Un ciudadano, que prefiere mantener su identidad en el anonimato, ha contactado a nuestra redacción para demandar una intervención más severa y efectiva por parte de las autoridades ante el creciente descontrol en los centros de expendio de productos.
El denunciante es claro en su exigencia de cambiar las reglas de fiscalización.

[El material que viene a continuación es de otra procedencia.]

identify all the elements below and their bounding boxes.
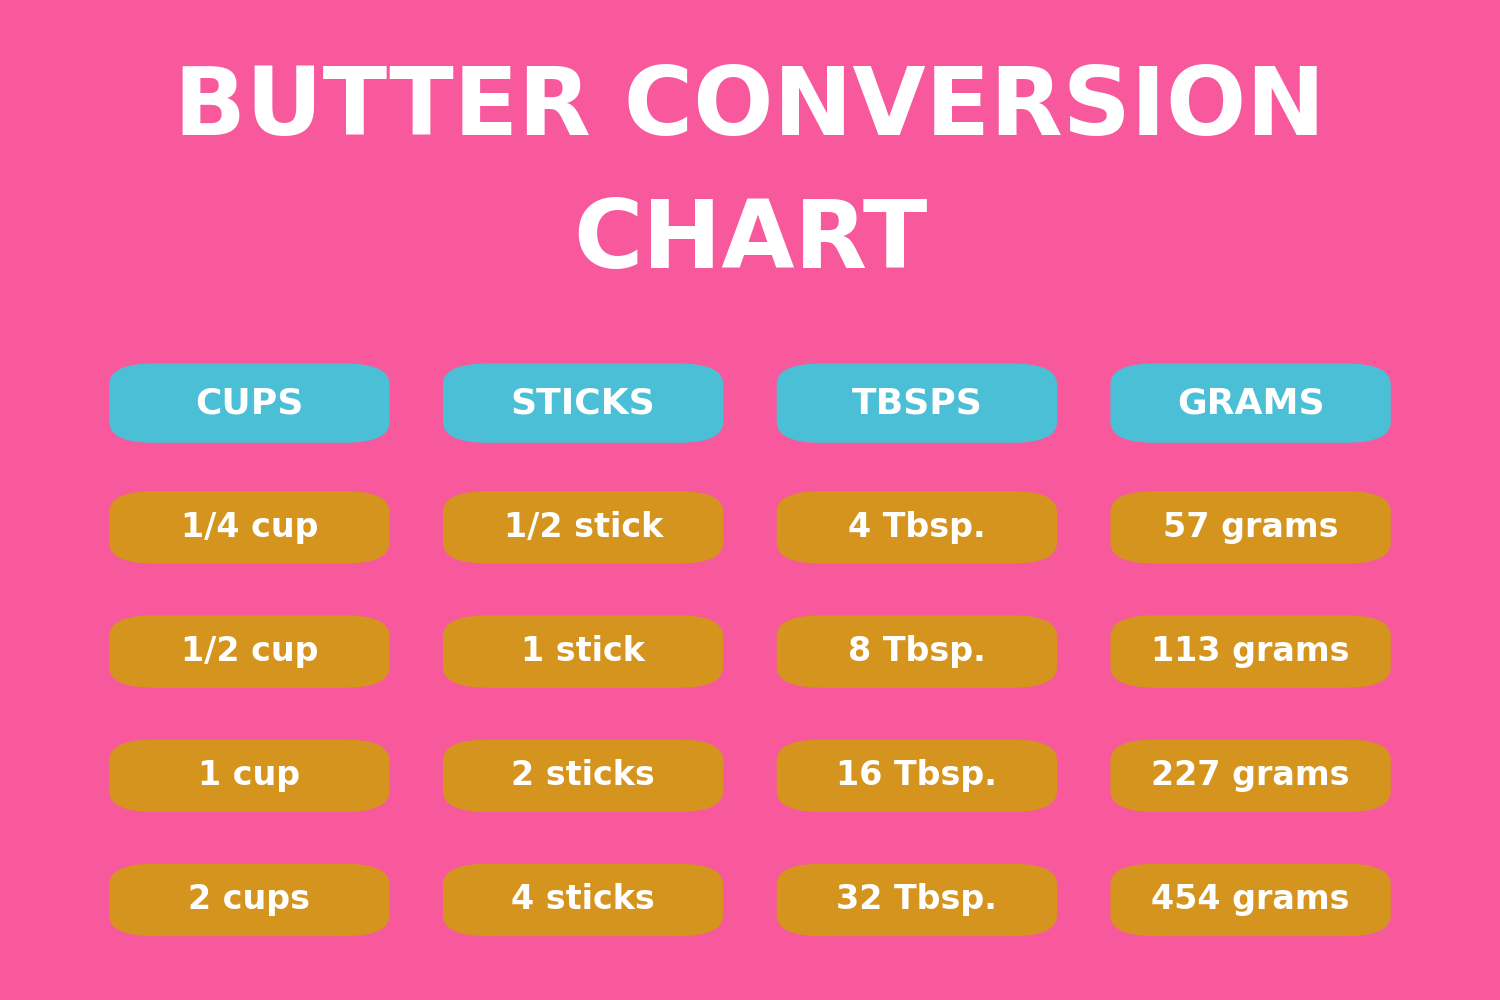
FancyBboxPatch shape [442, 363, 723, 443]
FancyBboxPatch shape [777, 491, 1058, 564]
Text: 1/4 cup: 1/4 cup [180, 511, 318, 544]
FancyBboxPatch shape [110, 491, 390, 564]
FancyBboxPatch shape [777, 864, 1058, 936]
FancyBboxPatch shape [442, 615, 723, 688]
Text: 4 Tbsp.: 4 Tbsp. [847, 511, 986, 544]
Text: 454 grams: 454 grams [1152, 883, 1350, 916]
Text: 16 Tbsp.: 16 Tbsp. [837, 759, 998, 792]
FancyBboxPatch shape [1110, 491, 1390, 564]
Text: 2 cups: 2 cups [189, 883, 310, 916]
FancyBboxPatch shape [110, 363, 390, 443]
Text: CHART: CHART [573, 196, 927, 288]
FancyBboxPatch shape [777, 615, 1058, 688]
Text: GRAMS: GRAMS [1178, 386, 1324, 420]
Text: 1 stick: 1 stick [520, 635, 645, 668]
FancyBboxPatch shape [777, 363, 1058, 443]
Text: 2 sticks: 2 sticks [512, 759, 656, 792]
FancyBboxPatch shape [1110, 864, 1390, 936]
Text: 57 grams: 57 grams [1162, 511, 1338, 544]
Text: 8 Tbsp.: 8 Tbsp. [847, 635, 986, 668]
FancyBboxPatch shape [442, 864, 723, 936]
Text: TBSPS: TBSPS [852, 386, 982, 420]
Text: CUPS: CUPS [195, 386, 303, 420]
Text: 1/2 stick: 1/2 stick [504, 511, 663, 544]
FancyBboxPatch shape [442, 491, 723, 564]
FancyBboxPatch shape [110, 740, 390, 812]
FancyBboxPatch shape [442, 740, 723, 812]
Text: BUTTER CONVERSION: BUTTER CONVERSION [174, 62, 1326, 154]
Text: 32 Tbsp.: 32 Tbsp. [837, 883, 998, 916]
Text: 1/2 cup: 1/2 cup [180, 635, 318, 668]
FancyBboxPatch shape [777, 740, 1058, 812]
Text: 1 cup: 1 cup [198, 759, 300, 792]
FancyBboxPatch shape [1110, 615, 1390, 688]
FancyBboxPatch shape [1110, 740, 1390, 812]
Text: 113 grams: 113 grams [1152, 635, 1350, 668]
Text: STICKS: STICKS [510, 386, 656, 420]
FancyBboxPatch shape [1110, 363, 1390, 443]
Text: 4 sticks: 4 sticks [512, 883, 656, 916]
Text: 227 grams: 227 grams [1152, 759, 1350, 792]
FancyBboxPatch shape [110, 615, 390, 688]
FancyBboxPatch shape [110, 864, 390, 936]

«Necesitamos que tomen medidas drásticas con los violadores de lo que el partido y el gobierno señalan para un mejor sistema de vida. Los convoco a que se realicen visitas sorpresivas a los centros destinados a la venta de cualquier tipo de productos.»
El descrédito en la efectividad de los controles actuales es evidente. La solicitud de «visitas sorpresivas» implica que la ciudadanía percibe que los inspectores o las autoridades locales no actúan con imparcialidad, sino que avisan o son conocedores de las malas prácticas.
El foco: Holguín y el municipio Antilla
El denunciante no se limita a una queja genérica; pone el foco en un territorio concreto donde la impunidad sería la norma.
«Ah, y que no se olviden llegarse a la provincia Holguín, especialmente al municipio de Antilla. Las violaciones están a la orden del día.»*
La frase «están a la orden del día» implica que la corrupción o las ilegalidades ya no son casos aislados, sino que forman parte del paisaje social del municipio, visibles para todos y toleradas por las autoridades locales.
Antilla es un municipio costero de la provincia de Holguín, una zona de alta actividad económica vinculada a la industria y los servicios. La denuncia ciudadana apunta a que, precisamente en el circuito comercial de ese polo, los acaparadores, los revendedores y los funcionarios corruptos operarían con total impunidad.
Resumen:
Un ciudadano anónimo denuncia la falta de control en los centros de venta y pide al gobierno que realice inspecciones sorpresivas para combatir las ilegalidades. Señala específicamente al municipio de Antilla, en Holguín, como un lugar donde «las violaciones (ilegalidades) están a la orden del día».
Nota final:
La solicitud del denunciante es una petición, pero también una acusación. Al pedir «visitas sorpresivas», está declarando que las inspecciones actuales son un teatro y que los inspectores avisan. Al señalar a Antilla, está diciendo que las autoridades locales no actúan.
El clamor del pueblo no puede ser ignorado. Las autoridades de la provincia Holguín y del gobierno en general deben tomar nota. No se trata de llegar a Antilla con un show mediático, sino de enviar a los «azules» (inspectores) sin previo aviso, de auditar las balanzas y los inventarios, y de escuchar a la población que sufre los atropellos. Mientras tanto, en Antilla, el pueblo sigue esperando.